In this post I’ll continue my notes based on Miguel Hernán and James Robins’ soon to be published book, Causal Inference. In this post I’ll look at some of what is covered in their third chapter, on estimation of causal effects from observational studies.

Estimating causal effects from observational studies
The natural concern is that if we compare outcomes between those who received the treatment and those that received the control, differences could be at least partly due to inherent differences between the two groups of individuals. Specifically, the groups could differ in respect of other factors (confounders) which themselves affect the outcome in question. This can arise when the decision whether to give the treatment or not depends on characteristics of the individuals in question.

An observational study as a conditionally randomized trial
Hernán and Robins then explain how an observational study can be treated as if it were a conditionally randomized experiment under three conditions. First, that the two (or more) treatments are well defined. Second, that the probability that each individual receives each treatment depends only on the measured covariates, and third that this probability is greater than zero for each treatment and each possible value of the covariates (positivity).
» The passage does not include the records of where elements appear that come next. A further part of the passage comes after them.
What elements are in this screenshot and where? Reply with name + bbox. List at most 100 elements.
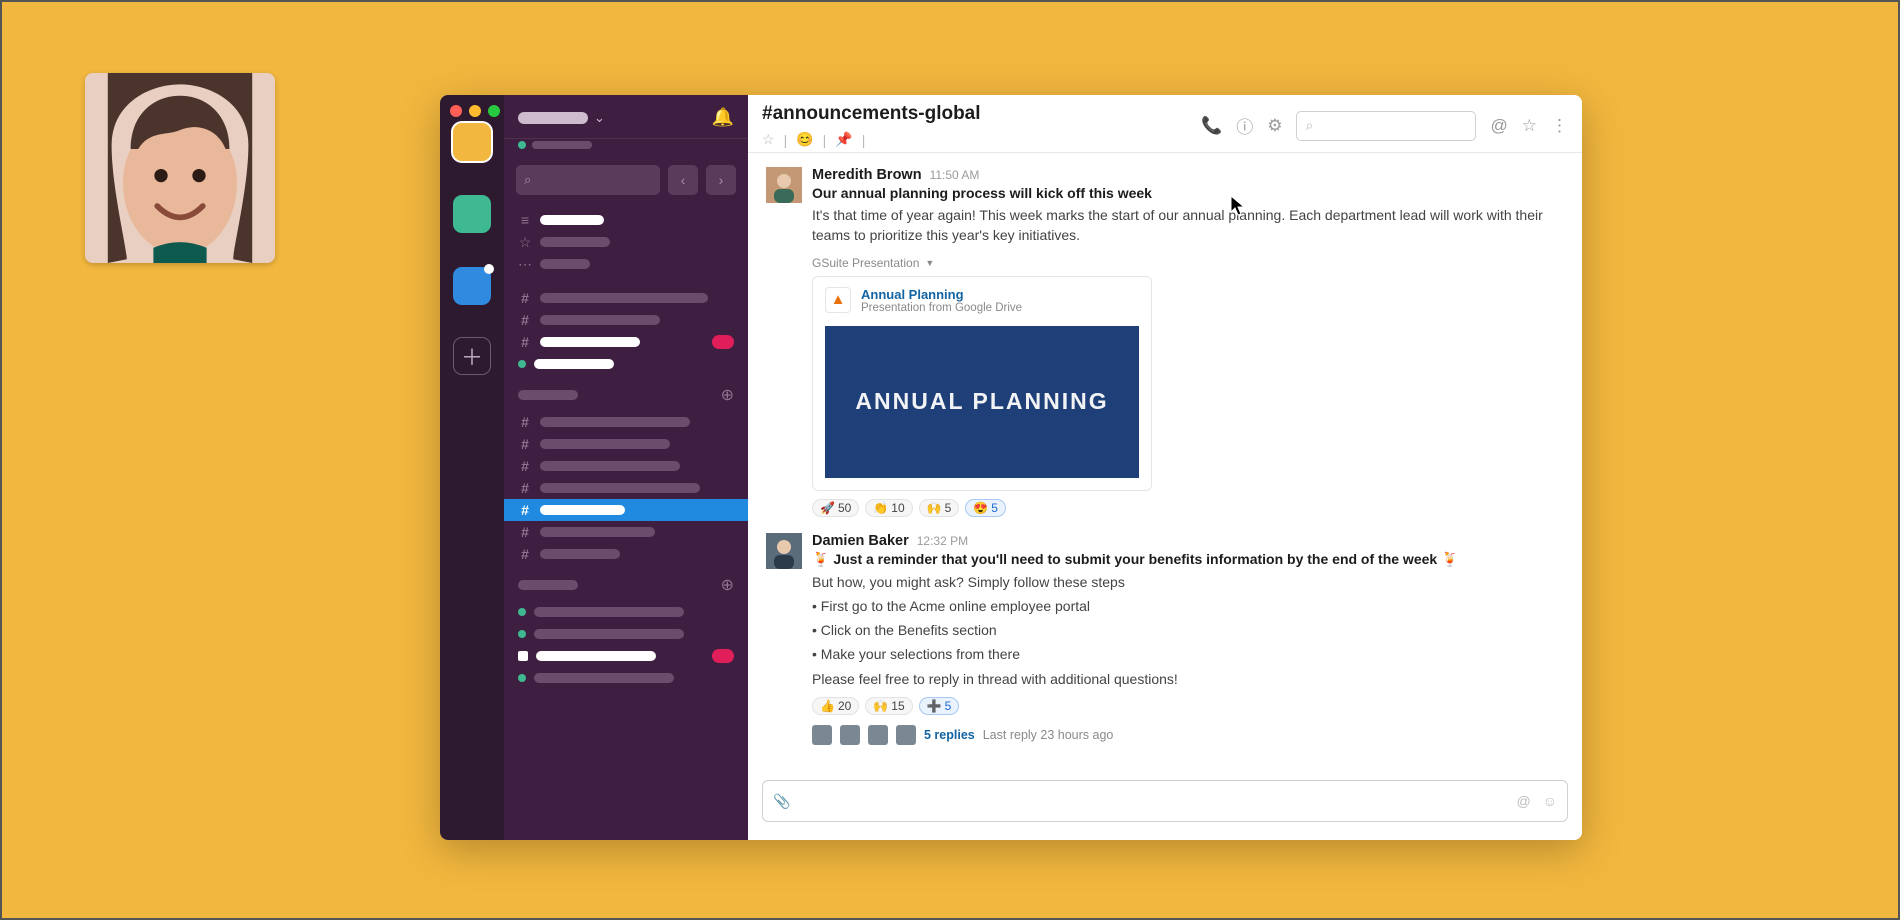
presence-dot — [518, 360, 526, 368]
reaction[interactable]: 🚀50 — [812, 499, 859, 517]
workspace-tile-0[interactable] — [453, 123, 491, 161]
message-bullet: • First go to the Acme online employee p… — [812, 596, 1564, 616]
history-forward-button[interactable]: › — [706, 165, 736, 195]
hash-icon: # — [518, 502, 532, 518]
message-bullet: • Click on the Benefits section — [812, 620, 1564, 640]
channel-header-sub: ☆| 😊| 📌| — [762, 131, 981, 148]
reaction[interactable]: 👍20 — [812, 697, 859, 715]
more-icon[interactable]: ⋮ — [1551, 116, 1568, 136]
unread-badge — [712, 649, 734, 663]
message-0: Meredith Brown 11:50 AM Our annual plannin… — [766, 167, 1564, 517]
members-icon[interactable]: 😊 — [796, 131, 813, 148]
hash-icon: # — [518, 546, 532, 562]
presence-dot — [518, 651, 528, 661]
sidebar-top-item-2[interactable]: ⋯ — [504, 253, 748, 275]
sidebar-channel-a2[interactable]: # — [504, 331, 748, 353]
attachment-source[interactable]: GSuite Presentation ▼ — [812, 256, 1564, 270]
message-timestamp: 12:32 PM — [917, 534, 968, 548]
author-avatar[interactable] — [766, 167, 802, 203]
hash-icon: # — [518, 458, 532, 474]
sidebar-channel-b0[interactable]: # — [504, 411, 748, 433]
hash-icon: # — [518, 524, 532, 540]
message-subject: Our annual planning process will kick of… — [812, 185, 1564, 201]
sidebar-channel-b1[interactable]: # — [504, 433, 748, 455]
sidebar-channel-a3[interactable] — [504, 353, 748, 375]
star-channel-icon[interactable]: ☆ — [1522, 116, 1537, 136]
reaction[interactable]: 👏10 — [865, 499, 912, 517]
reaction[interactable]: 😍5 — [965, 499, 1006, 517]
message-list: Meredith Brown 11:50 AM Our annual plannin… — [748, 153, 1582, 772]
sidebar-channel-b6[interactable]: # — [504, 543, 748, 565]
window-controls — [450, 105, 500, 117]
message-author[interactable]: Meredith Brown — [812, 167, 922, 183]
maximize-window-button[interactable] — [488, 105, 500, 117]
pin-icon[interactable]: 📌 — [835, 131, 852, 148]
attachment-preview: ANNUAL PLANNING — [825, 326, 1139, 478]
presence-dot — [518, 674, 526, 682]
author-avatar[interactable] — [766, 533, 802, 569]
reaction[interactable]: 🙌5 — [919, 499, 960, 517]
sidebar-channel-b2[interactable]: # — [504, 455, 748, 477]
message-composer[interactable]: 📎 @ ☺ — [762, 780, 1568, 822]
message-bullet: • Make your selections from there — [812, 644, 1564, 664]
mentions-icon[interactable]: @ — [1490, 116, 1507, 136]
sidebar-top-item-1[interactable]: ☆ — [504, 231, 748, 253]
channels-section-header[interactable]: ⊕ — [504, 375, 748, 407]
reaction[interactable]: 🙌15 — [865, 697, 912, 715]
minimize-window-button[interactable] — [469, 105, 481, 117]
section-icon: ⋯ — [518, 256, 532, 273]
attach-icon[interactable]: 📎 — [773, 793, 790, 810]
gear-icon[interactable]: ⚙ — [1267, 116, 1282, 136]
attachment-card[interactable]: ▲Annual PlanningPresentation from Google… — [812, 276, 1152, 491]
sidebar-channel-b4[interactable]: # — [504, 499, 748, 521]
call-icon[interactable]: 📞 — [1201, 116, 1222, 136]
mention-icon[interactable]: @ — [1516, 793, 1530, 809]
sidebar-dm-2[interactable] — [504, 645, 748, 667]
add-workspace-button[interactable]: ＋ — [453, 337, 491, 375]
workspace-tile-1[interactable] — [453, 195, 491, 233]
message-timestamp: 11:50 AM — [930, 168, 980, 182]
notifications-icon[interactable]: 🔔 — [712, 107, 734, 128]
workspace-switcher[interactable]: ⌄ — [518, 110, 605, 126]
message-closing: Please feel free to reply in thread with… — [812, 669, 1564, 689]
channel-title[interactable]: #announcements-global — [762, 103, 981, 125]
thread-avatar — [896, 725, 916, 745]
thread-avatar — [812, 725, 832, 745]
sidebar-channel-a1[interactable]: # — [504, 309, 748, 331]
message-subject: 🍹 Just a reminder that you'll need to su… — [812, 551, 1564, 568]
sidebar-top-item-0[interactable]: ≡ — [504, 209, 748, 231]
add-channel-icon[interactable]: ⊕ — [721, 385, 734, 405]
sidebar-dm-3[interactable] — [504, 667, 748, 689]
unread-badge — [712, 335, 734, 349]
message-body: But how, you might ask? Simply follow th… — [812, 572, 1564, 592]
hash-icon: # — [518, 312, 532, 328]
search-input[interactable]: ⌕ — [1296, 111, 1476, 141]
presence-dot — [518, 608, 526, 616]
info-icon[interactable]: ⓘ — [1236, 113, 1253, 138]
thread-avatar — [868, 725, 888, 745]
workspace-tile-2[interactable] — [453, 267, 491, 305]
dms-section-header[interactable]: ⊕ — [504, 565, 748, 597]
star-icon[interactable]: ☆ — [762, 131, 775, 148]
add-dm-icon[interactable]: ⊕ — [721, 575, 734, 595]
user-status[interactable] — [504, 139, 748, 159]
sidebar-channel-a0[interactable]: # — [504, 287, 748, 309]
thread-summary[interactable]: 5 repliesLast reply 23 hours ago — [812, 725, 1564, 745]
sidebar-channel-b5[interactable]: # — [504, 521, 748, 543]
sidebar-dm-1[interactable] — [504, 623, 748, 645]
hash-icon: # — [518, 414, 532, 430]
reaction[interactable]: ➕5 — [919, 697, 960, 715]
workspace-rail: ＋ — [440, 95, 504, 840]
search-icon: ⌕ — [1305, 117, 1313, 134]
filter-icon: ⌕ — [524, 172, 531, 188]
close-window-button[interactable] — [450, 105, 462, 117]
history-back-button[interactable]: ‹ — [668, 165, 698, 195]
sidebar-dm-0[interactable] — [504, 601, 748, 623]
emoji-icon[interactable]: ☺ — [1543, 793, 1557, 809]
thread-replies-link[interactable]: 5 replies — [924, 728, 975, 742]
message-body: It's that time of year again! This week … — [812, 205, 1564, 246]
sidebar-channel-b3[interactable]: # — [504, 477, 748, 499]
message-author[interactable]: Damien Baker — [812, 533, 909, 549]
jump-to-input[interactable]: ⌕ — [516, 165, 660, 195]
section-icon: ≡ — [518, 212, 532, 228]
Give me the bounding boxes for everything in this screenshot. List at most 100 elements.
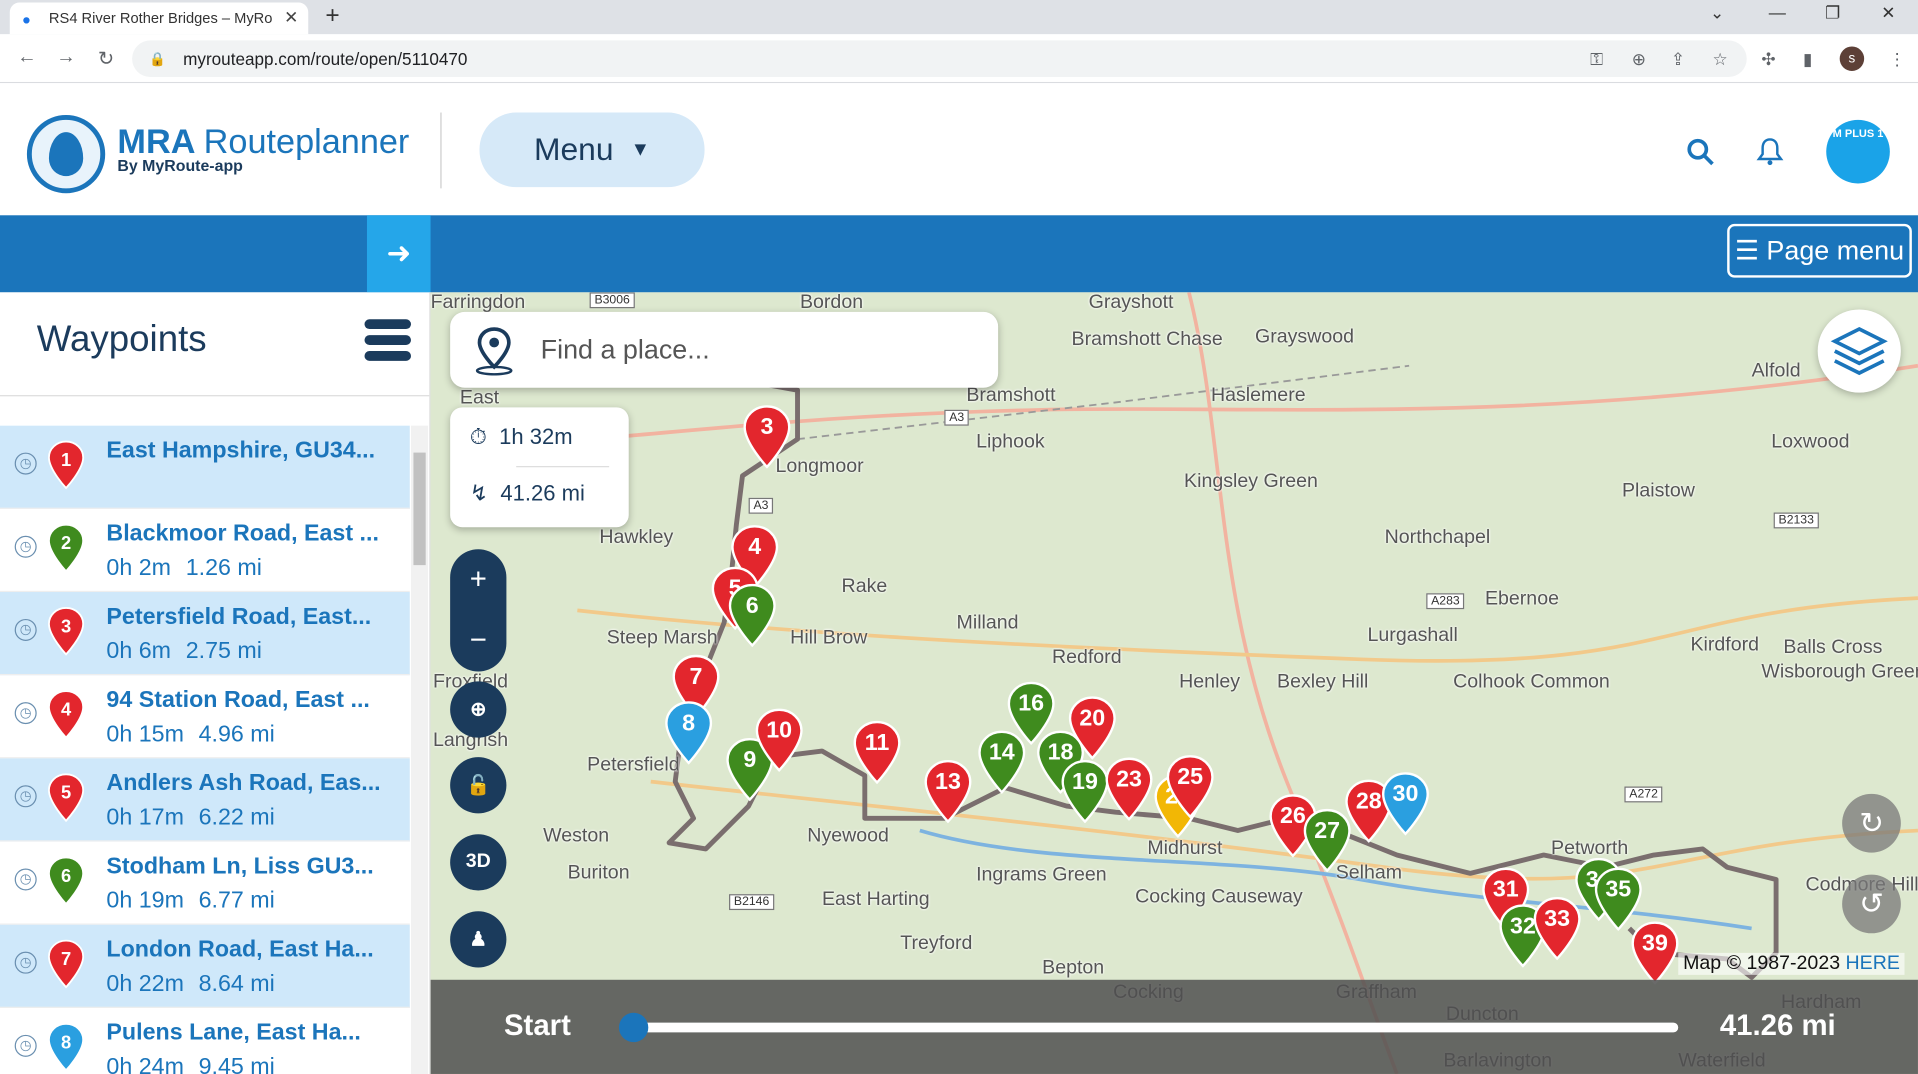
extensions-icon[interactable]: ✣ xyxy=(1761,49,1775,70)
waypoint-meta: 0h 19m 6.77 mi xyxy=(106,888,274,915)
waypoint-item[interactable]: ◷ 1 East Hampshire, GU34... xyxy=(0,425,410,509)
waypoint-item[interactable]: ◷ 5 Andlers Ash Road, Eas... 0h 17m 6.22 mi xyxy=(0,758,410,842)
add-waypoint-button[interactable]: ⊕ xyxy=(450,681,507,738)
map-place-label: Bramshott Chase xyxy=(1071,329,1223,350)
clock-icon[interactable]: ◷ xyxy=(14,1034,37,1057)
browser-tab[interactable]: ● RS4 River Rother Bridges – MyRo ✕ xyxy=(9,2,309,35)
here-link[interactable]: HERE xyxy=(1846,953,1900,974)
address-bar[interactable]: 🔒 myrouteapp.com/route/open/5110470 xyxy=(132,40,1747,78)
rotate-clockwise-button[interactable]: ↻ xyxy=(1842,793,1901,853)
route-marker-23[interactable]: 23 xyxy=(1103,757,1154,821)
route-marker-6[interactable]: 6 xyxy=(727,583,778,648)
reload-icon[interactable]: ↻ xyxy=(98,46,114,70)
waypoint-meta xyxy=(106,472,121,499)
route-map[interactable]: Farringdon Bordon Grayshott Grayswood Bramsh… xyxy=(430,292,1918,1074)
mra-logo-icon[interactable] xyxy=(26,114,106,194)
map-place-label: Loxwood xyxy=(1771,431,1850,453)
route-marker-20[interactable]: 20 xyxy=(1067,696,1118,760)
share-icon[interactable]: ⇪ xyxy=(1671,49,1685,70)
route-marker-10[interactable]: 10 xyxy=(753,708,804,772)
waypoint-marker-icon: 3 xyxy=(46,607,85,656)
clock-icon[interactable]: ◷ xyxy=(14,618,37,641)
waypoint-item[interactable]: ◷ 6 Stodham Ln, Liss GU3... 0h 19m 6.77 mi xyxy=(0,842,410,925)
bookmark-star-icon[interactable]: ☆ xyxy=(1712,49,1727,70)
road-number-badge: A3 xyxy=(944,409,970,426)
key-icon[interactable]: ⚿ xyxy=(1590,49,1603,70)
map-place-label: Bexley Hill xyxy=(1277,671,1369,693)
route-marker-13[interactable]: 13 xyxy=(922,760,973,824)
route-marker-39[interactable]: 39 xyxy=(1629,921,1680,985)
waypoint-number: 7 xyxy=(60,949,72,970)
close-tab-icon[interactable]: ✕ xyxy=(284,7,298,28)
map-layers-button[interactable] xyxy=(1817,309,1901,393)
waypoint-time: 0h 6m xyxy=(106,638,172,665)
sidebar-scrollbar[interactable] xyxy=(410,425,429,1074)
waypoint-item[interactable]: ◷ 4 94 Station Road, East ... 0h 15m 4.96 mi xyxy=(0,675,410,759)
lock-map-button[interactable]: 🔓 xyxy=(450,757,507,814)
route-marker-3[interactable]: 3 xyxy=(741,405,792,469)
clock-icon[interactable]: ◷ xyxy=(14,702,37,725)
rotate-counterclockwise-button[interactable]: ↺ xyxy=(1842,874,1901,934)
collapse-sidebar-button[interactable]: ➜ xyxy=(366,215,431,293)
map-place-label: Wisborough Green xyxy=(1761,661,1918,683)
route-stats-card: ⏱ 1h 32m ↯ 41.26 mi xyxy=(450,407,629,528)
layers-icon xyxy=(1830,326,1888,376)
menu-button[interactable]: Menu ▼ xyxy=(479,112,705,188)
clock-icon[interactable]: ◷ xyxy=(14,452,37,475)
route-distance-icon: ↯ xyxy=(469,480,489,506)
route-distance: 41.26 mi xyxy=(500,480,585,506)
scrollbar-thumb[interactable] xyxy=(413,452,426,566)
waypoint-item[interactable]: ◷ 3 Petersfield Road, East... 0h 6m 2.75 mi xyxy=(0,592,410,676)
waypoint-name: London Road, East Ha... xyxy=(106,936,374,963)
zoom-in-button[interactable]: + xyxy=(450,549,506,610)
street-view-button[interactable]: ♟ xyxy=(450,911,507,968)
bell-icon[interactable] xyxy=(1756,137,1784,174)
zoom-out-button[interactable]: − xyxy=(450,610,506,671)
clock-icon[interactable]: ◷ xyxy=(14,785,37,808)
route-marker-8[interactable]: 8 xyxy=(663,701,714,765)
sidebar-menu-icon[interactable] xyxy=(364,319,411,363)
map-place-label: Redford xyxy=(1051,647,1122,668)
minimize-icon[interactable]: — xyxy=(1769,2,1786,22)
forward-icon[interactable]: → xyxy=(56,46,76,68)
side-panel-icon[interactable]: ▮ xyxy=(1803,49,1812,70)
waypoint-distance: 6.22 mi xyxy=(198,804,275,831)
waypoint-time: 0h 22m xyxy=(106,971,184,997)
waypoint-number: 4 xyxy=(60,699,72,721)
find-place-input[interactable]: Find a place... xyxy=(450,311,999,388)
close-window-icon[interactable]: ✕ xyxy=(1881,2,1895,23)
route-marker-11[interactable]: 11 xyxy=(851,720,902,785)
map-place-label: Bramshott xyxy=(966,385,1056,407)
route-duration: 1h 32m xyxy=(499,424,573,449)
browser-toolbar: ← → ↻ 🔒 myrouteapp.com/route/open/511047… xyxy=(0,34,1918,84)
tab-search-icon[interactable]: ⌄ xyxy=(1710,2,1724,23)
waypoints-sidebar: Waypoints ◷ 1 East Hampshire, GU34... ◷ 2 Bla… xyxy=(0,292,431,1074)
clock-icon[interactable]: ◷ xyxy=(14,535,37,558)
route-marker-label: 6 xyxy=(745,593,759,619)
timeline-slider-handle[interactable] xyxy=(618,1012,649,1043)
route-marker-25[interactable]: 25 xyxy=(1164,755,1215,819)
route-marker-label: 30 xyxy=(1392,781,1419,808)
page-menu-button[interactable]: ☰ Page menu xyxy=(1727,223,1912,278)
profile-avatar[interactable]: s xyxy=(1839,46,1865,71)
caret-down-icon: ▼ xyxy=(630,138,651,160)
maximize-icon[interactable]: ❐ xyxy=(1825,2,1840,23)
back-icon[interactable]: ← xyxy=(17,46,37,68)
route-marker-30[interactable]: 30 xyxy=(1380,772,1431,836)
waypoint-item[interactable]: ◷ 7 London Road, East Ha... 0h 22m 8.64 mi xyxy=(0,924,410,1008)
waypoint-item[interactable]: ◷ 2 Blackmoor Road, East ... 0h 2m 1.26 mi xyxy=(0,509,410,593)
clock-icon[interactable]: ◷ xyxy=(14,951,37,974)
new-tab-icon[interactable]: + xyxy=(325,2,339,30)
search-placeholder: Find a place... xyxy=(540,333,710,365)
timeline-track[interactable] xyxy=(626,1022,1679,1033)
user-avatar[interactable]: M PLUS 1 xyxy=(1826,119,1890,184)
waypoint-item[interactable]: ◷ 8 Pulens Lane, East Ha... 0h 24m 9.45 mi xyxy=(0,1008,410,1074)
kebab-menu-icon[interactable]: ⋮ xyxy=(1889,49,1906,70)
search-icon[interactable] xyxy=(1686,137,1715,174)
zoom-icon[interactable]: ⊕ xyxy=(1632,49,1646,70)
waypoint-number: 2 xyxy=(60,533,72,555)
clock-icon[interactable]: ◷ xyxy=(14,868,37,891)
route-marker-label: 35 xyxy=(1605,877,1632,903)
map-place-label: Northchapel xyxy=(1384,527,1491,548)
3d-toggle-button[interactable]: 3D xyxy=(450,834,507,891)
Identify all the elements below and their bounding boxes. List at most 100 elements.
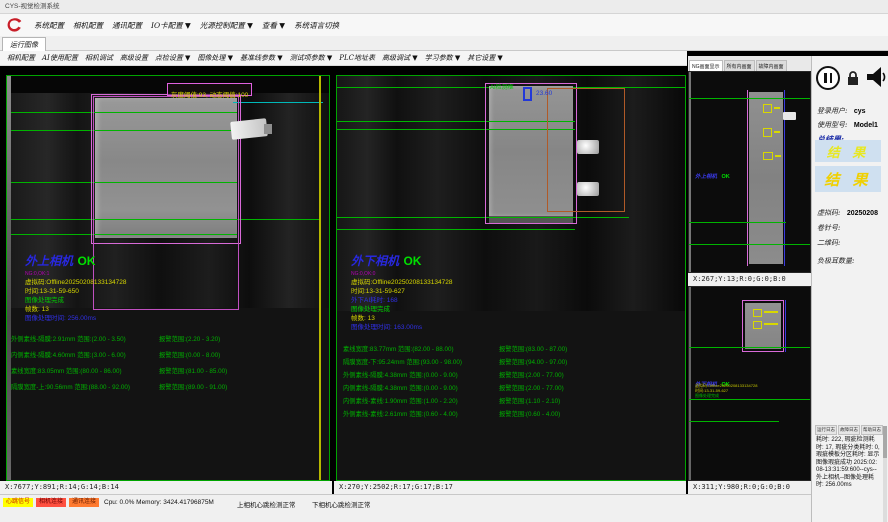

If these conditions can be argued to hold in a particular situation, we may act as if our observational study is a conditionally randomized experiment, and therefore can estimate average causal effects, by inverse probability weighting or standardisation, as described previously. These conditions are referred to as identifiability conditions – conditions which suffice to allow us to estimate average causal effects.

Of course, in practice, we can never be sure whether we have collected information on all variables which affect treatment assignment. This is the assumption of no unmeasured confounders. Thus inferring causal effects from observational studies requires us to make a fundamentally untestable assumption – that we have collected information on all the variables that affect treatment assignment.

On the definition of interventions/treatments
Hernán and Robins next give an extensive discussion of the necessity for interventions to be well defined in order to make causal inferences. They use the example of obesity to elucidate the problems with drawing causal inferences from observational studies where the exposure of interest does not necessarily clearly relate to a specific intervention. In the case of obesity, we may compare future outcomes (e.g. all cause mortality in the 10 years following joining a study) between those who are obese with those who are not obese at baseline.

After adjustment for confounders, we may attempt to attach a causal interpretation to an estimate comparing obese to non-obese individuals. The problem is that there are many possible interventions we could conceive of to modify an individual’s obesity status, and each of these different interventions could each have different effects on the outcome. Hernán and Robins then go on to argue why ambiguity about the interventions corresponding to exposure leads to serious problems justifying the conditions described earlier under which an observational study can be analyzed as if it were a conditionally randomised experiment.

The necessity to clearly define an intervention which corresponds to exposure makes (it would seem at least) attaching causal interpretations to many analyses which are performed problematic. A further example where it would seem more difficult to attach a causal interpretation to exposure estimates is socio-economic status, where again one could think of a plethora of different interventions which might modify socio-economic status, but these interventions may well differ in their effects on the outcome of interest.